A nuestro entender, tres peligros amenazan hoy gravemente a la política en Chile, que impiden u obstaculizan cualquier esfuerzo para que ella pueda orientarse al logro del bien de cada persona y de toda la persona. En primer término, ser absorbida por la economía, reduciendo la idea de bien común a la de bienestar económico o incluso a la de “interés común” –como si la sociedad estuviese constituida por individuos aislados entre sí y no por personas-. Se trata de una visión tecnocrática y funcional que hace de la política una “ingeniería social”. En esta perspectiva, se entiende que se reduzca al desarrollo a una cuestión exclusivamente económica, olvidando que se trata esencialmente de una categoría ética. Sin valores no hay verdadero desarrollo.

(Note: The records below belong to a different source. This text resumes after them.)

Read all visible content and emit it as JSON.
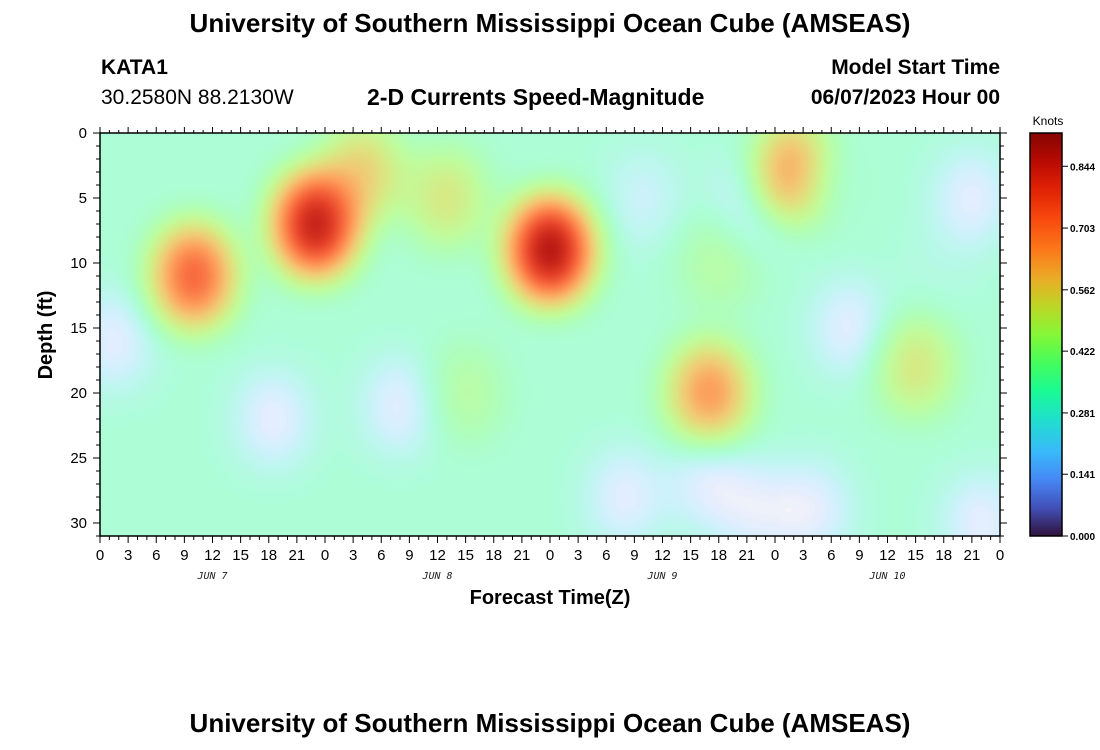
{
  "header": {
    "title_top": "University of Southern Mississippi Ocean Cube (AMSEAS)",
    "title_bottom": "University of Southern Mississippi Ocean Cube (AMSEAS)",
    "station": "KATA1",
    "coords": "30.2580N  88.2130W",
    "subtitle": "2-D Currents Speed-Magnitude",
    "model_start_label": "Model Start Time",
    "model_start_value": "06/07/2023 Hour 00"
  },
  "chart_data": {
    "type": "heatmap",
    "title": "2-D Currents Speed-Magnitude",
    "xlabel": "Forecast Time(Z)",
    "ylabel": "Depth (ft)",
    "x_range_hours": [
      0,
      96
    ],
    "y_range_ft": [
      0,
      31
    ],
    "x_tick_labels": [
      "0",
      "3",
      "6",
      "9",
      "12",
      "15",
      "18",
      "21",
      "0",
      "3",
      "6",
      "9",
      "12",
      "15",
      "18",
      "21",
      "0",
      "3",
      "6",
      "9",
      "12",
      "15",
      "18",
      "21",
      "0",
      "3",
      "6",
      "9",
      "12",
      "15",
      "18",
      "21",
      "0"
    ],
    "y_ticks": [
      0,
      5,
      10,
      15,
      20,
      25,
      30
    ],
    "date_labels": [
      {
        "text": "JUN 7",
        "hour": 12
      },
      {
        "text": "JUN 8",
        "hour": 36
      },
      {
        "text": "JUN 9",
        "hour": 60
      },
      {
        "text": "JUN 10",
        "hour": 84
      }
    ],
    "colorbar": {
      "unit": "Knots",
      "range": [
        0,
        0.92
      ],
      "ticks": [
        "0.000",
        "0.141",
        "0.281",
        "0.422",
        "0.562",
        "0.703",
        "0.844"
      ],
      "tick_values": [
        0.0,
        0.141,
        0.281,
        0.422,
        0.562,
        0.703,
        0.844
      ]
    },
    "speed_features_knots": [
      {
        "hour": 1.5,
        "depth_ft": 16,
        "speed": 0.05
      },
      {
        "hour": 10,
        "depth_ft": 11,
        "speed": 0.78
      },
      {
        "hour": 18.5,
        "depth_ft": 22,
        "speed": 0.0
      },
      {
        "hour": 23,
        "depth_ft": 7,
        "speed": 0.9
      },
      {
        "hour": 28,
        "depth_ft": 3,
        "speed": 0.6
      },
      {
        "hour": 32,
        "depth_ft": 21,
        "speed": 0.03
      },
      {
        "hour": 37,
        "depth_ft": 5,
        "speed": 0.55
      },
      {
        "hour": 39,
        "depth_ft": 20,
        "speed": 0.45
      },
      {
        "hour": 48,
        "depth_ft": 9,
        "speed": 0.92
      },
      {
        "hour": 56,
        "depth_ft": 28,
        "speed": 0.05
      },
      {
        "hour": 58,
        "depth_ft": 5,
        "speed": 0.2
      },
      {
        "hour": 65,
        "depth_ft": 20,
        "speed": 0.7
      },
      {
        "hour": 65,
        "depth_ft": 27,
        "speed": 0.05
      },
      {
        "hour": 66,
        "depth_ft": 10,
        "speed": 0.45
      },
      {
        "hour": 70,
        "depth_ft": 5,
        "speed": 0.06
      },
      {
        "hour": 70,
        "depth_ft": 29,
        "speed": 0.05
      },
      {
        "hour": 74,
        "depth_ft": 3,
        "speed": 0.7
      },
      {
        "hour": 76,
        "depth_ft": 29,
        "speed": 0.0
      },
      {
        "hour": 79,
        "depth_ft": 4,
        "speed": 0.35
      },
      {
        "hour": 80,
        "depth_ft": 15,
        "speed": 0.05
      },
      {
        "hour": 87,
        "depth_ft": 18,
        "speed": 0.55
      },
      {
        "hour": 90,
        "depth_ft": 10,
        "speed": 0.3
      },
      {
        "hour": 93,
        "depth_ft": 5,
        "speed": 0.05
      },
      {
        "hour": 94,
        "depth_ft": 30,
        "speed": 0.0
      }
    ]
  }
}
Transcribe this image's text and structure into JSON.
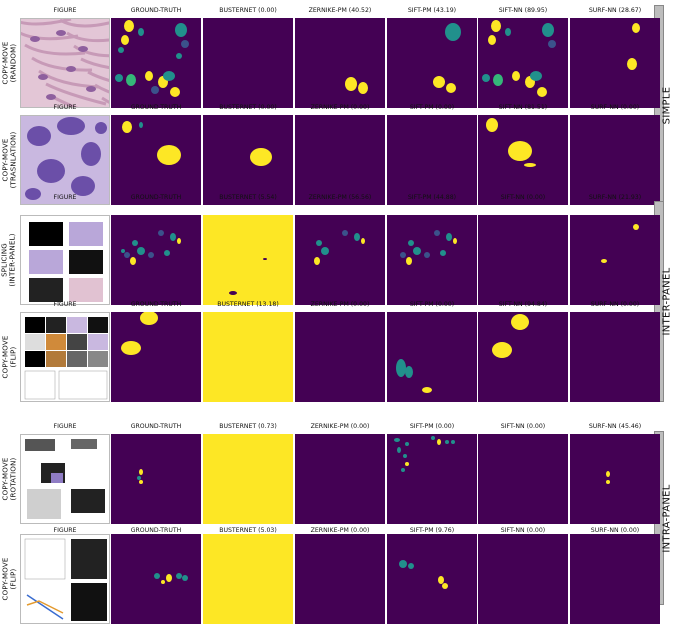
{
  "sections": [
    {
      "label": "SIMPLE",
      "rows": [
        {
          "label": "COPY-MOVE\n(RANDOM)",
          "figure": "histology-pink",
          "columns": [
            "FIGURE",
            "GROUND-TRUTH",
            "BUSTERNET (0.00)",
            "ZERNIKE-PM (40.52)",
            "SIFT-PM (43.19)",
            "SIFT-NN (89.95)",
            "SURF-NN (28.67)"
          ]
        },
        {
          "label": "COPY-MOVE\n(TRASNLATION)",
          "figure": "cells-purple",
          "columns": [
            "FIGURE",
            "GROUND-TRUTH",
            "BUSTERNET (0.00)",
            "ZERNIKE-PM (0.00)",
            "SIFT-PM (0.00)",
            "SIFT-NN (81.51)",
            "SURF-NN (0.00)"
          ]
        }
      ]
    },
    {
      "label": "INTER-PANEL",
      "rows": [
        {
          "label": "SPLICING\n(INTER-PANEL)",
          "figure": "panel-grid-6",
          "columns": [
            "FIGURE",
            "GROUND-TRUTH",
            "BUSTERNET (5.54)",
            "ZERNIKE-PM (56.56)",
            "SIFT-PM (44.88)",
            "SIFT-NN (0.00)",
            "SURF-NN (21.93)"
          ]
        },
        {
          "label": "COPY-MOVE\n(FLIP)",
          "figure": "panel-grid-micro",
          "columns": [
            "FIGURE",
            "GROUND-TRUTH",
            "BUSTERNET (13.18)",
            "ZERNIKE-PM (0.00)",
            "SIFT-PM (0.00)",
            "SIFT-NN (94.84)",
            "SURF-NN (0.00)"
          ]
        }
      ]
    },
    {
      "label": "INTRA-PANEL",
      "rows": [
        {
          "label": "COPY-MOVE\n(ROTATION)",
          "figure": "blot-figure",
          "columns": [
            "FIGURE",
            "GROUND-TRUTH",
            "BUSTERNET (0.73)",
            "ZERNIKE-PM (0.00)",
            "SIFT-PM (0.00)",
            "SIFT-NN (0.00)",
            "SURF-NN (45.46)"
          ]
        },
        {
          "label": "COPY-MOVE\n(FLIP)",
          "figure": "chart-figure",
          "columns": [
            "FIGURE",
            "GROUND-TRUTH",
            "BUSTERNET (5.03)",
            "ZERNIKE-PM (0.00)",
            "SIFT-PM (9.76)",
            "SIFT-NN (0.00)",
            "SURF-NN (0.00)"
          ]
        }
      ]
    }
  ],
  "colors": {
    "background": "#440154",
    "yellow": "#fde725",
    "teal": "#21908c",
    "blue": "#3b528b",
    "green": "#35b779"
  }
}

En segundo término, ser absorbida por las ciencias sociales, que circunscriben la política a un fenómeno específico de lo social reduciendo la comprensión de la política al campo puramente empírico de la political science, haciendo del poder la clave explicativa de ella. En este sentido, la tendencia al “positivismo” impide cualquier tipo de vínculo con la ética, haciendo de la misma ética un discurso sobre el deber ser, es decir, aquellas realidades tan bellas como utópicas. La lógica empírica que hoy domina sin contrapeso el ámbito tanto de la teoría como de la praxis política, rechaza la Ética Social por considerar que ella no se ajusta a los criterios de utilidad y eficacia.

Finalmente, la política corre el riesgo de ser absorbida por el discurso ideológico, el cual ha logrado sobrevivir mutando hacia nuevos actores y nuevas problemáticas. Recordemos que la ideología es la degradación sentimental y vulgarizada de una doctrina política o de una concepción global del mundo, ella lleva consigo una mezcla de pasiones y creencias (en ningún caso argumentos), configurándose de este modo en un discurso falso, que “ha dejado de referirse a una realidad verdadera” (Georges Cottier, Jacques Ellul, Leszek Kołakowski, Raymond Aron, Alexander Solzhenitsyn). Para ello, la ideología busca dramatizar falsos problemas y utilizar verdades a medias, para hacer creer que son importantes. En esta lógica, se busca anular a la persona individual a partir de una visión del hombre como ser genérico o como un ser colectivo (nazismo y comunismo), al cual se busca someter y manipular para imponer un modelo de pensamiento único y totalizador, en vistas de la construcción de un Hombre Nuevo. El chavismo con sus “folclóricas” variantes es la expresión actual de esta visión atrofiada de la política.

Por esta razón, entre otras, para salir de la crisis de identidad que corroe la política en sus cimientos es preciso volver a los fundamentos éticos de la misma. Si no se logra configurar un verdadero logos (razón práctica) sobre la polis (sociedad actual) la renovación de la política que la ciudadanía clama y anhela será tan solo una quimera.

 

Rodrigo Ahumada Durán, director Centro de Ética y Política POLIS Chile y académico Pontificia Academia Santo Tomás de Aquino.